Studio album by Willie Nile
- Released: August 13, 2021
- Recorded: January 2021
- Venue: Pop rock
- Studios: Hobo Sound, Weehawken, New Jersey, United States
- Length: 40:08
- Label: River House Records
- Producers: Steward Lerman and Willie Nile

Willie Nile chronology
| New York at Night (2020) | The Day The Earth Stood Still (2021) | The Great Yellow Light (2025) |

= The Day the Earth Stood Still (Willie Nile album) =

2021 studio album by Willie Nile

The Day The Earth Stood Still is the 14th studio album by American singer-songwriter Willie Nile, released on August 13, 2021, by River House Records, it was co-produced by Nile and Stewart Lerman who has worked with Nile on nine of his previous albums. Grammy Award-winning musician Steve Earle is a guest artist on this album.

==Background==
Upon seeing the deserted streets and boarded up stores of New York City because of COVID-19, Nile was reminded of scenes from the 1951 sci-fi movie The Day the Earth Stood Still. Nile uses the phrase "Klaatu barada nikto" in the chorus of the title track of the album. Drawing from his Covid lockdown experiences, in June 2020, he began writing songs for the album.

A few years earlier, Nile had been introduced to Congressman John Lewis by Nile's friend, Congressman Joe Crowley. Lewis died on July 17, 2020. Nile and Frankie Lee wrote Justice Bell in honor of Lewis and his band recorded it, coincidentally, on January 6, 2021, the day of the United States Capitol attack.
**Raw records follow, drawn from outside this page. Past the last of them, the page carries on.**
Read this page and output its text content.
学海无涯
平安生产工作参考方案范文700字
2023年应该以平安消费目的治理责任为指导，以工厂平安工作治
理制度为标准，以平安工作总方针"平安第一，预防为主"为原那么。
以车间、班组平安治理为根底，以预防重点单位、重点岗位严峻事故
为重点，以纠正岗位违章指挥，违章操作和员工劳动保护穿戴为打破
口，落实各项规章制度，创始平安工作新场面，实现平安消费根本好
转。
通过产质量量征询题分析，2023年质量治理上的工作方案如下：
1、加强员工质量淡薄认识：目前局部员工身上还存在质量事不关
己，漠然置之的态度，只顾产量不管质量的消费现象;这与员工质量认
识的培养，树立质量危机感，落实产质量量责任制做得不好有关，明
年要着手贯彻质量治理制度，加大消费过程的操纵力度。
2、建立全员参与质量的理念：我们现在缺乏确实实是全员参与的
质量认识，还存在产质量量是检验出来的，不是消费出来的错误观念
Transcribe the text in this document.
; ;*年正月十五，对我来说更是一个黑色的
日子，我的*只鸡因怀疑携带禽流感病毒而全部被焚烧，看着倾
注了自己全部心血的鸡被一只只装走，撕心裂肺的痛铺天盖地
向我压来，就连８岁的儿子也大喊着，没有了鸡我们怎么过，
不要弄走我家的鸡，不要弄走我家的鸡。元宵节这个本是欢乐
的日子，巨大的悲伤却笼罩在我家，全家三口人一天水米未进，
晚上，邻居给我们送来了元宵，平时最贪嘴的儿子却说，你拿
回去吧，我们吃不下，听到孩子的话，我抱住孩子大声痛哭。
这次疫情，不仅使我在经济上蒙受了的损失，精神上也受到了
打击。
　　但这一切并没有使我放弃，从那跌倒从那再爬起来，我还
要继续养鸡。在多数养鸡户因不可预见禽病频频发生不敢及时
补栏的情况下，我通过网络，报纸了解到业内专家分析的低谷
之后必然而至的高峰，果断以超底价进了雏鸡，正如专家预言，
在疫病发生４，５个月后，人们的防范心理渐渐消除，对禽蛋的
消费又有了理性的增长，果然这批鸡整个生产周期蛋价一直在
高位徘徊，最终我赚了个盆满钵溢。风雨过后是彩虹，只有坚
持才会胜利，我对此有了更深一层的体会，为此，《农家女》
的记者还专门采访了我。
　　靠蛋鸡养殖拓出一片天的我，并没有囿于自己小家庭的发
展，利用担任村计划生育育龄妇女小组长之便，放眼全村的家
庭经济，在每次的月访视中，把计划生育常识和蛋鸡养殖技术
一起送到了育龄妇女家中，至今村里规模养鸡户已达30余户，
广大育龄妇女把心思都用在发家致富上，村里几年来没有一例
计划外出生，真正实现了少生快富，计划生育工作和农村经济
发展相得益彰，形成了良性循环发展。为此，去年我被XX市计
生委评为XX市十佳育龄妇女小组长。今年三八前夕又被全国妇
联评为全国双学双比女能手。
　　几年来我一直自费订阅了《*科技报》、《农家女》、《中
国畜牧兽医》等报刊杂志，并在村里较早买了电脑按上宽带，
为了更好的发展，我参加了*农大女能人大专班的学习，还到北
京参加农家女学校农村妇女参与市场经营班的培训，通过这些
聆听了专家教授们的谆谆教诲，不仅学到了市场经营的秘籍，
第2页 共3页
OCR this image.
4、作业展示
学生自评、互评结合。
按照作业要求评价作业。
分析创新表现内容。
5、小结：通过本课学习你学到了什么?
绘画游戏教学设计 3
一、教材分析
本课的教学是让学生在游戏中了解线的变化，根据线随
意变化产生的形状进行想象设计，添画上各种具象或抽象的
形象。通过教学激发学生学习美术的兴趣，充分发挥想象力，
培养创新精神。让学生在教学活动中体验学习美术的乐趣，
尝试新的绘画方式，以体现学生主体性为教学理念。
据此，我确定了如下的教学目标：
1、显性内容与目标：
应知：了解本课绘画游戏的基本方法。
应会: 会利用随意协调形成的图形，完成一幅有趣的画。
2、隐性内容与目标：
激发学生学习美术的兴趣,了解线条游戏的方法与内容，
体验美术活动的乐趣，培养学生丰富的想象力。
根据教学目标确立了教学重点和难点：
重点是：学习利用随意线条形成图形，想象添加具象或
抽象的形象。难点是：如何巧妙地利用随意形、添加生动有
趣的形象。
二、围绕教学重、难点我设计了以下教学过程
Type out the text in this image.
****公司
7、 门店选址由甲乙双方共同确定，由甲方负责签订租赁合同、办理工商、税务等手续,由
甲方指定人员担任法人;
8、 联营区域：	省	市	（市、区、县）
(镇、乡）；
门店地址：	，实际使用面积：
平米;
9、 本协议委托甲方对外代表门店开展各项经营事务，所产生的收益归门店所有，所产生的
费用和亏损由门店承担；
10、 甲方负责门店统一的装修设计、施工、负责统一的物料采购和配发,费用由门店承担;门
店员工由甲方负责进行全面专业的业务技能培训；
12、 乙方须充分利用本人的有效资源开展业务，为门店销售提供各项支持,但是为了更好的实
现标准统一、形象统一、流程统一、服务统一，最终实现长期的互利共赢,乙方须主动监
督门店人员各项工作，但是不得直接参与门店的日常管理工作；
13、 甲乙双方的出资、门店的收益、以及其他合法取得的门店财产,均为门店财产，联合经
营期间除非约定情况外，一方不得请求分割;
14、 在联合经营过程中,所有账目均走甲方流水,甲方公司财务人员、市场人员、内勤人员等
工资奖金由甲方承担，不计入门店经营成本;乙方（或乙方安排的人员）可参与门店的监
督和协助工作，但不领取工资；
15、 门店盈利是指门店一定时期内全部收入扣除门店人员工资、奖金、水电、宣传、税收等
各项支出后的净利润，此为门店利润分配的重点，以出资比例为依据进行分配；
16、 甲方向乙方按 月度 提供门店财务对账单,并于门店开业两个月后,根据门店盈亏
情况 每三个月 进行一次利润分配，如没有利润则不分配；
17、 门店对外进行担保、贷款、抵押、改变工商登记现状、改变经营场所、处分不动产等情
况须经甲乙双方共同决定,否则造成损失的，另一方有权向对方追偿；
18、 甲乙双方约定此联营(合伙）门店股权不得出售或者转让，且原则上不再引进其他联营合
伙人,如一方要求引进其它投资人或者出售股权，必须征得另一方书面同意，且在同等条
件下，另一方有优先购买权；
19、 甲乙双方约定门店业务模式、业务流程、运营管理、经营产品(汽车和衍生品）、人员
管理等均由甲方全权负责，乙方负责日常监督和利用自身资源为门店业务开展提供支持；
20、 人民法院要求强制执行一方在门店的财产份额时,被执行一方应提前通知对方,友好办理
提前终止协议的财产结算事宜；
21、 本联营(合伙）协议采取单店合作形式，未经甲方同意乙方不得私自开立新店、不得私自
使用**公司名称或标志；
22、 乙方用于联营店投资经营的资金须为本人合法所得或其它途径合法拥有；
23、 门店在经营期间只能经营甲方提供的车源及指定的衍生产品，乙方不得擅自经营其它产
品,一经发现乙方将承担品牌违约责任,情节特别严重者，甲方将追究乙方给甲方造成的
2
Nile says "Blood on Your Hands" is a song about dancing with the devil. "If you dance with the devil you can get blood on your hands". Nile invited his friend and neighbor Steve Earle to join him on that song.

"Way of the Heart" was recorded in 2009 and brought out as an ending for this album.

Photographer Cristina Arrigoni photographed New York City street performer John Figueroa-Gonzalez for the cover photo and other photos in the album.

==Critical reception==

Jon Blistein of Rolling Stone says ""Blood on Your Hands" is a steady stomping rock cut that finds Nile and Earle trading searing verses about human nature's more sinister qualities".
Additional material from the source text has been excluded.